The last time I saw the Dalai Lama (I love saying that), I had a date with my then-estranged husband to hang out in Central Park and listen to a talk on compassion with some 200,000 people. He didn’t show up (the estranged husband, not the Dalai Lama).
This time, I was sitting in a lunchroom at the Department of Education’s Hearing Office waiting for my son to be called to testify about being shot by a BB gun three times at school, and I picked up a paper out of boredom – I never read the paper – and there was a full page announcing the Dalai Lama at Radio City Music Hall.
What I remember most about the first time was the way that man laughs, how readily he does, and how his upper arms shake with joy. The ad was a sign – as unexpected as me with a newspaper in my hand – it was a gift, a call for peace, on what was turning out to be a very bad day.

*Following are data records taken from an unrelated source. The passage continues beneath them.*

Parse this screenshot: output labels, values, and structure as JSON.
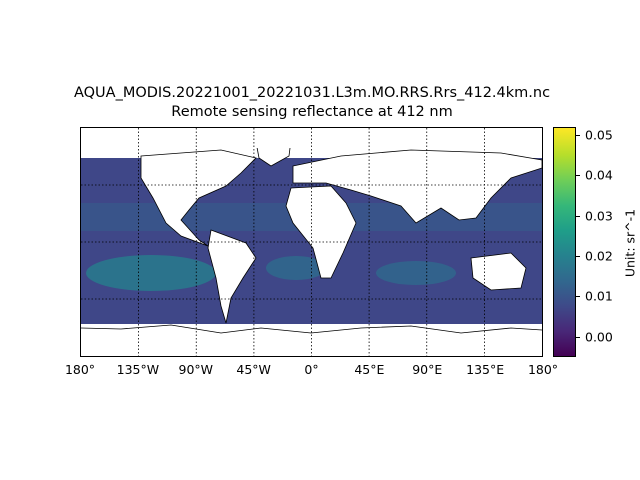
{
  "title": {
    "line1": "AQUA_MODIS.20221001_20221031.L3m.MO.RRS.Rrs_412.4km.nc",
    "line2": "Remote sensing reflectance at 412 nm"
  },
  "map": {
    "projection": "plate-carree",
    "lon_range": [
      -180,
      180
    ],
    "lat_range": [
      -90,
      90
    ],
    "gridlines": "dotted",
    "land_color": "#ffffff",
    "coastline_color": "#000000",
    "xtick_labels": [
      "180°",
      "135°W",
      "90°W",
      "45°W",
      "0°",
      "45°E",
      "90°E",
      "135°E",
      "180°"
    ],
    "xtick_lons": [
      -180,
      -135,
      -90,
      -45,
      0,
      45,
      90,
      135,
      180
    ]
  },
  "colorbar": {
    "colormap": "viridis",
    "range": [
      -0.005,
      0.052
    ],
    "ticks": [
      0.0,
      0.01,
      0.02,
      0.03,
      0.04,
      0.05
    ],
    "tick_labels": [
      "0.00",
      "0.01",
      "0.02",
      "0.03",
      "0.04",
      "0.05"
    ],
    "unit_label": "Unit: sr^-1"
  }
}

Armed only with a texting cell phone, which is high tech for me, and one flickering bar of service, I texted my partner Ming from the lunchroom and asked if he wanted to go, and if so could he get tickets? There was a flurry of texts – which day, what time, which one could Ming reasonably get to immediately upon returning from a ten day trip to Australia and Singapore? He got tickets. But somehow in our truncated back and forth, and our New Yorkers’ assumption of options, we failed to realize there was only one public talk on Awakening the Heart of Selflessness, and what he had purchased were seats for the final in a series of six intensive teachings on the Commentary on Bodhicitta, which was delivered in Tibetan and translated.
We went, of course, because when you have the chance to hear the Dalai Lama, you go.
It was a dense teaching, with a heavy emphasis on how to meditate, offered by a jolly robed man sitting cross-legged on an enormous, ornate throne; a man, I guess I should be calling him His Holiness, who popped a maroon visor (which matched his robe) onto his bald head with a grin to read the scriptures. I enjoyed his English punctuations: “Generally speaking, vegetarian food is best.” “Mainly using common sense, isn’t it?” One of his messages was joyous effort, and amid his directions for how to cultivate a single point of attention, how to understand that appearance is not the true nature of reality, and how we are all too attached to “I,” this comment stood out:
“Just as the wind blows a piece of cotton, so shall I be controlled by joy.”
The wind has blown me all over the place recently, and I am so grateful to have a cheerful, maroon-visored reminder to relax into it and let it be joyful.